The Trip - Three Forks

When I used to listen to books on tape on my way back and forth to work, one of the audio books I checked out from the library was Undaunted Courage, by Stephen Ambrose. It told the story of the Lewis and Clark expedition in 1805 - 1806. Their trip took them through much of what today is Montana, including the Three Forks area.

Just south of the town of Three Forks is the Missouri Headwaters State Park ($5 per car for day use), where Lewis and Clark identified the source rivers that formed the Missouri River--one of the assignments Meriweather Lewis was given by President Jefferson.

The volunteer at the park told us that the confluence of the Madison and Jefferson rivers is the official start of the Missouri River, but that locals consider the source to be at the point where the Gallatin River joins in. We went to the official source point. The Madison River comes in from the lower left of the picture, and the Jefferson River comes in from the upper left. Together they flow to the upper right as the Missouri.

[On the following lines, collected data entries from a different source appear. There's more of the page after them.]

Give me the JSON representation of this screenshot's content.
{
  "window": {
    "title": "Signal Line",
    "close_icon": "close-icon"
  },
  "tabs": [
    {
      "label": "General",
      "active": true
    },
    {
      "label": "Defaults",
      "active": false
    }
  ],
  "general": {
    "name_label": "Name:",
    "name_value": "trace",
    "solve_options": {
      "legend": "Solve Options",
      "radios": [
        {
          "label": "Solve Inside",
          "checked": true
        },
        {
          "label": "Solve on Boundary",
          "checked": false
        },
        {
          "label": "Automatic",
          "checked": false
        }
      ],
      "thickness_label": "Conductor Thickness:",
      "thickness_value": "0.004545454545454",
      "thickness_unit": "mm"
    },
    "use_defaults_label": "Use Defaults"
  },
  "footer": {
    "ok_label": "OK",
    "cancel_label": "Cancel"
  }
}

Along the Madison River, before the confluence, was this beautiful eddy. The main current is running from the left to the right, but downstream from the little rocky outcropping, the water is running slowly upstream.


Way back before we had kids, my then-husband and I took a white-water canoeing class. They taught us to read the river, so we could spot submerged rocks and avoid them and take the routes with downstream-pointing "V" formations.

My favorite part of canoeing was doing eddy turns, and this eddy in the Madison would be perfect. When you see an eddy coming up, you paddle hard to get up some good speed, aiming for the eddy. As soon as the bow crosses into the eddy, the person in the bow (that would be me) reaches with the paddle as far into the eddy as possible and then pulls the paddle hard, back to the canoe. At the same time, the person in the stern (my husband) would steer the stern hard and away from the eddy. The slight upstream movement in the eddy catches the bow, and couples it with the fast downstream motion of the stern to turn the canoe on a dime and leave it pointed nicely upstream in the middle of the eddy. Those turns are SO MUCH FUN!

But my mom and I didn't have a canoe, so we didn't get to play with the eddy.

Fire Update:

In the parking lot where we paid, my mom noticed a man wearing a Seeley Lake T-shirt, and she struck up a conversation with him and his friend. They had just left the Seeley Lake area, and it's still on fire. The people around Jocko and Placid Lakes have been evacuated, as well as the people south of Seeley Lake. The roads into Seeley Lake are closed to all traffic except residents, so our plans of returning there to the pastor's house for a couple more days are nixed.

My mom called her friend in Missoula, who would love to put us up for a night or two, and then we'll head up to Kalispell until the class reunion.